Snowflake (SNOW 3.69%) recently reported results for the fourth quarter and full year of fiscal 2024, where quarterly revenue and adjusted earnings were above Wall Street's expectations. However, the cloud service provider's guidance for fiscal 2025 was lower than expectations, and that sent the stock down 24% following the earnings report.

A Citigroup analyst reduced their near-term price target from $290 to $240 to reflect the recent sell-off but maintained a buy rating on the shares. That figure was 35% above Monday's closing price.

Why Snowflake stock is down

The company's guidance calls for product revenue to grow just 22% this year, which is well below the recent quarter's growth of 33%.
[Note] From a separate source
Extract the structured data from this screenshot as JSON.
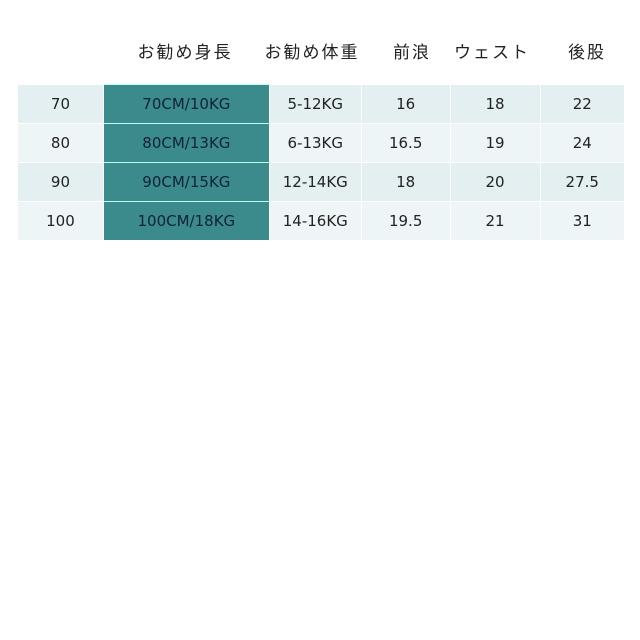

The lower growth seems to reflect inconsistent spending patterns across different industries in the cloud market, in addition to product enhancements that Snowflake is rolling out that will impact consumption on the platform in the near term. The reason to believe Snowflake is still in a good position for long-term success is the demand coming from larger companies, which grew 39% year over year in the fourth quarter.

Why buy Snowflake stock

The growth from larger customers reflects Snowflake's competitive advantage. Companies are continuing to migrate their data to the cloud to use with artificial intelligence, and Snowflake makes it easier for these companies to get quality data with its data-sharing marketplace.

Lower consumption patterns will be a headwind to growth this year. But one catalyst that could offset lower product revenue growth and benefit the stock is improving margins, which is driving strong growth in free cash flow.

Looking past the near-term headwinds, the demand trends favoring long-term growth in the cloud market are still playing to the strengths of Snowflake's business. The stock is already trading at a high valuation, so it may take a while to make it back to $240, but investors that can hold the stock for five years should be rewarded.